Cyclisme: le Montluçonnais Julian Alaphilippe remporte les Strade Bianche en Italie

Le cycliste Julien Alaphilippe a été magistral et a remporté les Strade Bianche en Italie, pour sa première participation. / © MARCO BERTORELLO / AFP
Le cycliste Julien Alaphilippe a été magistral et a remporté les Strade Bianche en Italie, pour sa première participation. / © MARCO BERTORELLO / AFP

Le cycliste Montluçonnais a remporté le samedi 9 mars l’épreuve des Strade Bianche, à Sienne en Italie. C’est la première fois qu’il participait à cette compétition.

Par AFP

Impressionnant de maîtrise tout au long de la course, le Montluçonnais Julian Alaphilippe Deceuninck- Quick Step) a dompté les chemins de terre de la Toscane et remporté samedi 9 mars à Sienne les Strade Bianche.

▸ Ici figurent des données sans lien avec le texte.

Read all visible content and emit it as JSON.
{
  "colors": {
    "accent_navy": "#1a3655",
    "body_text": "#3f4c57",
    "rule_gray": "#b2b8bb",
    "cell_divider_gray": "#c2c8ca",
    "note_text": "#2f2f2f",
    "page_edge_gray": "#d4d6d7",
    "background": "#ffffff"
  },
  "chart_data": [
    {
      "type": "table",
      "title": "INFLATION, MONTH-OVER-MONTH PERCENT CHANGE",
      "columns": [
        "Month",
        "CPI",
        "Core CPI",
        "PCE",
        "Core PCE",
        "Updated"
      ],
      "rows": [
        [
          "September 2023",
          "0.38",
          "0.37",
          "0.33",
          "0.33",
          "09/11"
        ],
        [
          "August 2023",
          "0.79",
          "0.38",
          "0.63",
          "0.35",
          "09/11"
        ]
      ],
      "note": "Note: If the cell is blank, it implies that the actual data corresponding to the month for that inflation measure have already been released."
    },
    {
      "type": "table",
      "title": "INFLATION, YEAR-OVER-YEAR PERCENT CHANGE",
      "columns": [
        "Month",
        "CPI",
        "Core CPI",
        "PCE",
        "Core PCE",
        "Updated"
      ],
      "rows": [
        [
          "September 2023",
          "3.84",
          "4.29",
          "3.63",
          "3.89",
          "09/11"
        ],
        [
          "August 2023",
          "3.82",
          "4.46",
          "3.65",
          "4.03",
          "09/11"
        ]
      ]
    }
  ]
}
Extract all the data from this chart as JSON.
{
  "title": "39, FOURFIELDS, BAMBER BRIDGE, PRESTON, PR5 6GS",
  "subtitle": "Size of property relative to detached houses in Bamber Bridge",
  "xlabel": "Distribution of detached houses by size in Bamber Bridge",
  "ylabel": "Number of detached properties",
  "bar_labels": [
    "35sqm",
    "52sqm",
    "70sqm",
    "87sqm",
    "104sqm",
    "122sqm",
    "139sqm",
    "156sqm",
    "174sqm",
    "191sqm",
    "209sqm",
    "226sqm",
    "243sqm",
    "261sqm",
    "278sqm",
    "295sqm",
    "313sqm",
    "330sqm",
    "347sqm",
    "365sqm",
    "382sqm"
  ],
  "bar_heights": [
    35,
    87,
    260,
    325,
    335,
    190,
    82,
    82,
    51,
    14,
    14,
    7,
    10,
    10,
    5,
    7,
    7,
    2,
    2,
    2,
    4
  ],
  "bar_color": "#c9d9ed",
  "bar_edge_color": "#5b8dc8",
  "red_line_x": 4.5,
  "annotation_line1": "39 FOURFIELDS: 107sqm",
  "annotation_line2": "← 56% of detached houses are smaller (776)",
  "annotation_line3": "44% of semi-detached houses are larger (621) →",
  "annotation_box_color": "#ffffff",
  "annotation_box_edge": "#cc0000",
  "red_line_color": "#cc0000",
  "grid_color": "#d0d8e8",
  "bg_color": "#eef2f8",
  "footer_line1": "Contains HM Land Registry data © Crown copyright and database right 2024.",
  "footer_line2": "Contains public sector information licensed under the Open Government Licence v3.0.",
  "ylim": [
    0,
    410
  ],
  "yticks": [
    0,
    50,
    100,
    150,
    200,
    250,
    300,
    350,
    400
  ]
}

Alors qu'il participait pour la première fois à cette épreuve, Alaphilippe a devancé de quelques mètres le Danois Jakob Fuglsang (Astana) sur la Piazza del Campo de Sienne. Comme l'année dernière, le Belge Wout Van Aert (Team Jumbo-Visma) a pris la troisième place.
 

"Une grande satisfaction" 



"Ca n'est pas facile d'être le favori d'une course que tu ne connais pas. Ces derniers jours, je voyais mon nom partout alors que je n'étais jamais venu. On a pris nos responsabilités, l'équipe et moi. C'est une grande satisfaction d'avoir gagné cette magnifique course et de l'avoir fait de cette manière", a déclaré le Français en conférence de presse, après cette course disputée avec une sérénité désarmante.

 Dans la terrible montée finale de Santa Caterina, dans le coeur de la vieille ville de Sienne, il a ainsi contrôlé avec sang-froid l'attaque de Fuglsang avant de contrer sans pitié le Danois et de triompher dans le décor sublime du Campo de la ville toscane.

 "On s'est bien entendus mais j'ai senti dans le dernier secteur que les jambes étaient lourdes et que lui était peut-être un peu plus frais. J'ai dû courir avec ma tête, il fallait être malin et c'est ce que je pense avoir bien réussi à faire", a ajouté le meilleur grimpeur du Tour de France 2018.
 

Une course sur des chemins de terre et de gravier 


           
 Sous le soleil et dans la poussière blanche soulevée au passage des coureurs sur les "sterrati", les chemins de terre et de gravier qui ont fait la légende de l'épreuve, Alaphilippe a toujours couru devant, bien soutenu par une forte équipe Deceuninck-Quick Step.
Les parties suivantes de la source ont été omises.